Benim başlangıç noktalarım kritik derecede önemliydi, her ne kadar bazı yönlerden mütevazı olsa da. 800’lü yılların Avrupa’sında doğmadım. Destekleyici ebeveynlerim vardı. Öğrenmeye yatkın ve istekliydim. Bunların hiçbirini kazanmadım. 1970’lerin ABD’sinde kamuya açık okullara ve üniversitelere erişimim oldu – ki bunu da kazanmadım. Beyazdım, güvenli mahallelerde yaşadım ve hukukun koruma sağladığı bir sistemde büyüdüm. Bu koşulları da kazanmadım. Yani, evet, kendimi geliştirdim; ama sahip olduğum sayısız avantaj hem içsel hem de dışsal olarak, bana verilmişti. Aynı şey dünya çapındaki başarılı profesyonellerin çoğu için de geçerlidir. Başarıda en büyük pay şansa aittir.
Şans ve meşruiyet
Başlangıç noktasındaki şans, bizim tüm başarılarımızı ve servetimizi gayrimeşru kılar mı? Hayır. Bunlar çalınmış mal veya çalınmış unvanlar değildir. Dürüstçe elde edilen başarılar meşrudur. Ancak, Rawls’un belirttiği gibi, hak edilmiş sayılmazlar. Biz piyangoyu kazandık. Bize bir bilet verildi ama biz bu bileti ne çaldık ne de satın aldık.

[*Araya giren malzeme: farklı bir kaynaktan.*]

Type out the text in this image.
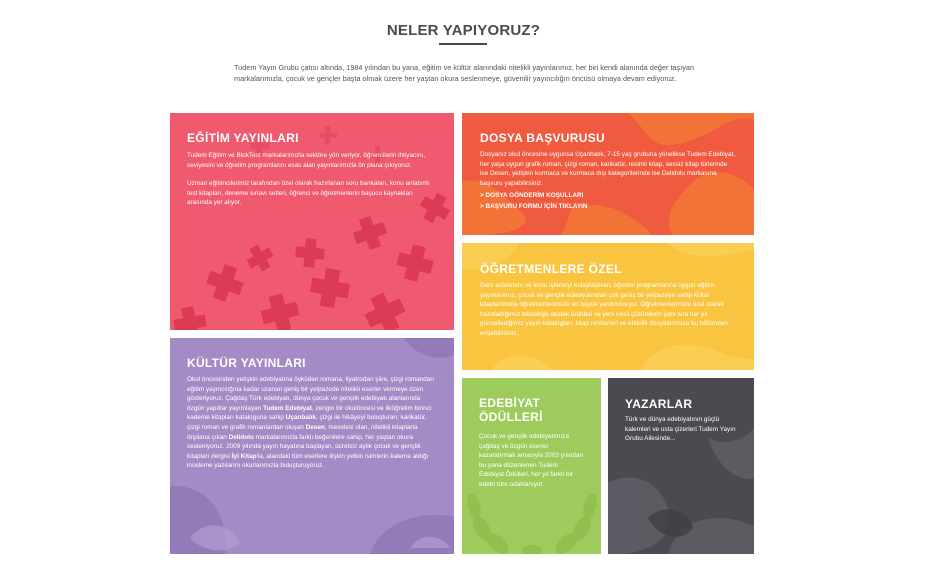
NELER YAPIYORUZ?

Tudem Yayın Grubu çatısı altında, 1984 yılından bu yana, eğitim ve kültür alanındaki nitelikli yayınlarımız, her biri kendi alanında değer taşıyan markalarımızla, çocuk ve gençler başta olmak üzere her yaştan okura seslenmeye, güvenilir yayıncılığın öncüsü olmaya devam ediyoruz.

EĞİTİM YAYINLARI

Tudem Eğitim ve BlokTest markalarımızla sektöre yön veriyor, öğrencilerin ihtiyacını, seviyesini ve öğretim programlarını esas alan yayınlarımızla ön plana çıkıyoruz.

Uzman eğitimcilerimiz tarafından özel olarak hazırlanan soru bankaları, konu anlatımlı test kitapları, deneme sınavı setleri, öğrenci ve öğretmenlerin başucu kaynakları arasında yer alıyor.

DOSYA BAŞVURUSU

Dosyanız okul öncesine uygunsa Uçanbalık, 7-15 yaş grubuna yönelikse Tudem Edebiyat, her yaşa uygun grafik roman, çizgi roman, karikatür, resimli kitap, sessiz kitap türlerinde ise Desen, yetişkin kurmaca ve kurmaca dışı kategorilerinde ise Delidolu markasına başvuru yapabilirsiniz.

> DOSYA GÖNDERİM KOŞULLARI
> BAŞVURU FORMU İÇİN TIKLAYIN
ÖĞRETMENLERE ÖZEL

Ders anlatımını ve konu işlemeyi kolaylaştıran, öğretim programlarına uygun eğitim yayınlarımız, çocuk ve gençlik edebiyatından çok geniş bir yelpazeye sahip kültür kitaplarımızla öğretmenlerimizin en büyük yardımcısıyız. Öğretmenlerimize özel olarak hazırladığımız teknolojik destek ürünleri ve yeni nesil çözümlerin yanı sıra her yıl güncellediğimiz yayın katalogları, kitap rehberleri ve etkinlik dosyalarımıza bu bölümden erişebilirsiniz.

KÜLTÜR YAYINLARI

Okul öncesinden yetişkin edebiyatına öyküden romana, tiyatrodan şiire, çizgi romandan eğitim yayıncılığına kadar uzanan geniş bir yelpazede nitelikli eserler vermeye özen gösteriyoruz. Çağdaş Türk edebiyatı, dünya çocuk ve gençlik edebiyatı alanlarında özgün yapıtlar yayımlayan Tudem Edebiyat, zengin bir okulöncesi ve ilköğretim birinci kademe kitapları kataloguna sahip Uçanbalık, çizgi ile hikâyeyi buluşturan; karikatür, çizgi roman ve grafik romanlardan oluşan Desen, meselesi olan, nitelikli kitaplarla önplana çıkan Delidolu markalarımızla farklı beğenilere sahip, her yaştan okura sesleniyoruz. 2009 yılında yayın hayatına başlayan, ücretsiz aylık çocuk ve gençlik kitapları dergisi İyi Kitap'la, alandaki tüm eserlere ilişkin yetkin isimlerin kaleme aldığı inceleme yazılarını okurlarımızla buluşturuyoruz.

EDEBİYAT
ÖDÜLLERİ

Çocuk ve gençlik edebiyatımıza çağdaş ve özgün eserler kazandırmak amacıyla 2003 yılından bu yana düzenlenen Tudem Edebiyat Ödülleri, her yıl farklı bir edebî türe odaklanıyor.

YAZARLAR

Türk ve dünya edebiyatının güçlü kalemleri ve usta çizerleri Tudem Yayın Grubu Ailesinde...
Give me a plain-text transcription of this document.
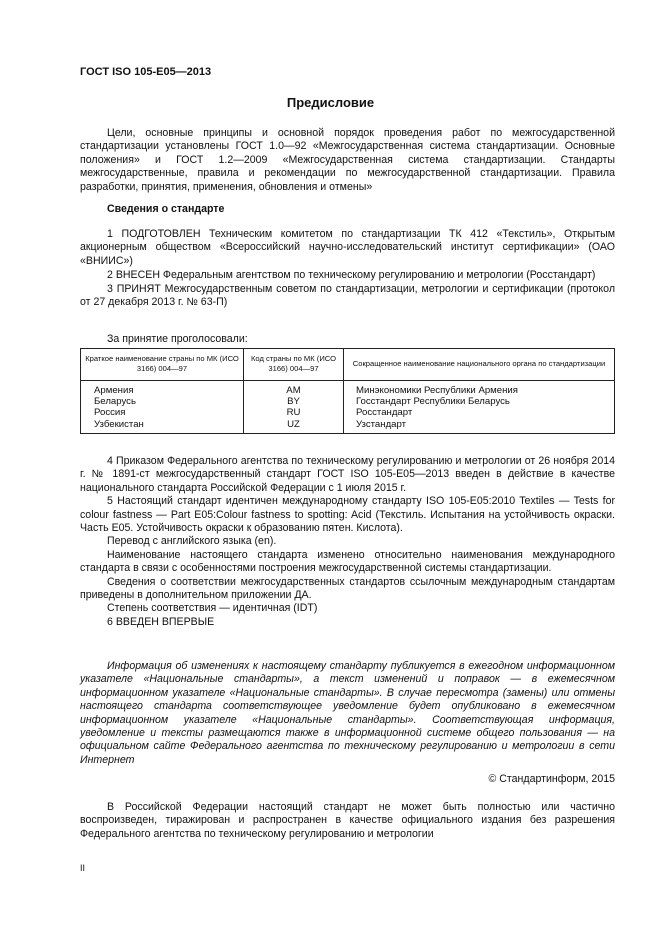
ГОСТ ISO 105-E05—2013
Предисловие

Цели, основные принципы и основной порядок проведения работ по межгосударственной стандартизации установлены ГОСТ 1.0—92 «Межгосударственная система стандартизации. Основные положения» и ГОСТ 1.2—2009 «Межгосударственная система стандартизации. Стандарты межгосударственные, правила и рекомендации по межгосударственной стандартизации. Правила разработки, принятия, применения, обновления и отмены»

Сведения о стандарте

1 ПОДГОТОВЛЕН Техническим комитетом по стандартизации ТК 412 «Текстиль», Открытым акционерным обществом «Всероссийский научно-исследовательский институт сертификации» (ОАО «ВНИИС»)

2 ВНЕСЕН Федеральным агентством по техническому регулированию и метрологии (Росстандарт)

3 ПРИНЯТ Межгосударственным советом по стандартизации, метрологии и сертификации (протокол от 27 декабря 2013 г. № 63-П)

За принятие проголосовали:

Краткое наименование страны по МК (ИСО 3166) 004—97	Код страны по МК (ИСО 3166) 004—97	Сокращенное наименование национального органа по стандартизации
Армения	AM	Минэкономики Республики Армения
Беларусь	BY	Госстандарт Республики Беларусь
Россия	RU	Росстандарт
Узбекистан	UZ	Узстандарт

4 Приказом Федерального агентства по техническому регулированию и метрологии от 26 ноября 2014 г. № 1891-ст межгосударственный стандарт ГОСТ ISO 105-E05—2013 введен в действие в качестве национального стандарта Российской Федерации с 1 июля 2015 г.

5 Настоящий стандарт идентичен международному стандарту ISO 105-E05:2010 Textiles — Tests for colour fastness — Part E05:Colour fastness to spotting: Acid (Текстиль. Испытания на устойчивость окраски. Часть E05. Устойчивость окраски к образованию пятен. Кислота).

Перевод с английского языка (en).

Наименование настоящего стандарта изменено относительно наименования международного стандарта в связи с особенностями построения межгосударственной системы стандартизации.

Сведения о соответствии межгосударственных стандартов ссылочным международным стандартам приведены в дополнительном приложении ДА.

Степень соответствия — идентичная (IDT)

6 ВВЕДЕН ВПЕРВЫЕ

Информация об изменениях к настоящему стандарту публикуется в ежегодном информационном указателе «Национальные стандарты», а текст изменений и поправок — в ежемесячном информационном указателе «Национальные стандарты». В случае пересмотра (замены) или отмены настоящего стандарта соответствующее уведомление будет опубликовано в ежемесячном информационном указателе «Национальные стандарты». Соответствующая информация, уведомление и тексты размещаются также в информационной системе общего пользования — на официальном сайте Федерального агентства по техническому регулированию и метрологии в сети Интернет

© Стандартинформ, 2015

В Российской Федерации настоящий стандарт не может быть полностью или частично воспроизведен, тиражирован и распространен в качестве официального издания без разрешения Федерального агентства по техническому регулированию и метрологии

II
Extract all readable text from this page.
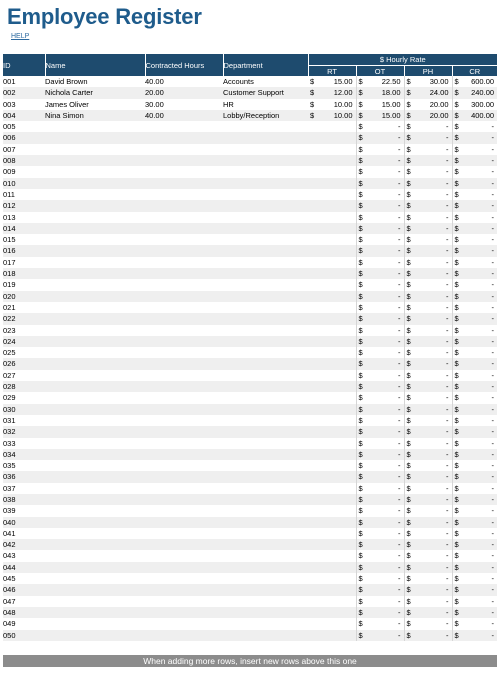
Employee Register
HELP
ID	Name	Contracted Hours	Department	$ Hourly Rate			
				RT	OT	PH	CR
001	David Brown	40.00	Accounts	$ 15.00	$ 22.50	$ 30.00	$ 600.00

002	Nichola Carter	20.00	Customer Support	$ 12.00	$ 18.00	$ 24.00	$ 240.00

003	James Oliver	30.00	HR	$ 10.00	$ 15.00	$ 20.00	$ 300.00

004	Nina Simon	40.00	Lobby/Reception	$ 10.00	$ 15.00	$ 20.00	$ 400.00

005					$ -	$ -	$ -

006					$ -	$ -	$ -

007					$ -	$ -	$ -

008					$ -	$ -	$ -

009					$ -	$ -	$ -

010					$ -	$ -	$ -

011					$ -	$ -	$ -

012					$ -	$ -	$ -

013					$ -	$ -	$ -

014					$ -	$ -	$ -

015					$ -	$ -	$ -

016					$ -	$ -	$ -

017					$ -	$ -	$ -

018					$ -	$ -	$ -

019					$ -	$ -	$ -

020					$ -	$ -	$ -

021					$ -	$ -	$ -

022					$ -	$ -	$ -

023					$ -	$ -	$ -

024					$ -	$ -	$ -

025					$ -	$ -	$ -

026					$ -	$ -	$ -

027					$ -	$ -	$ -

028					$ -	$ -	$ -

029					$ -	$ -	$ -

030					$ -	$ -	$ -

031					$ -	$ -	$ -

032					$ -	$ -	$ -

033					$ -	$ -	$ -

034					$ -	$ -	$ -

035					$ -	$ -	$ -

036					$ -	$ -	$ -

037					$ -	$ -	$ -

038					$ -	$ -	$ -

039					$ -	$ -	$ -

040					$ -	$ -	$ -

041					$ -	$ -	$ -

042					$ -	$ -	$ -

043					$ -	$ -	$ -

044					$ -	$ -	$ -

045					$ -	$ -	$ -

046					$ -	$ -	$ -

047					$ -	$ -	$ -

048					$ -	$ -	$ -

049					$ -	$ -	$ -

050					$ -	$ -	$ -
When adding more rows, insert new rows above this one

Bu farkındalık, başarılarımızın çoğunun hak edilmiş olmaktan çok şans eseri olduğunu anlamamızı sağlar. Ve eğer bireysel başarımızın %90’ı hak edilmeyerek elde edildiyse, daha az şanslı olanlarla paylaşmaya daha istekli olmamız gerekir. Nasıl paylaşmamız gerektiği tartışmalı olabilir, ancak toplumların daha adil sistemlere yönelmesi gerektiği bariz ve açıktır.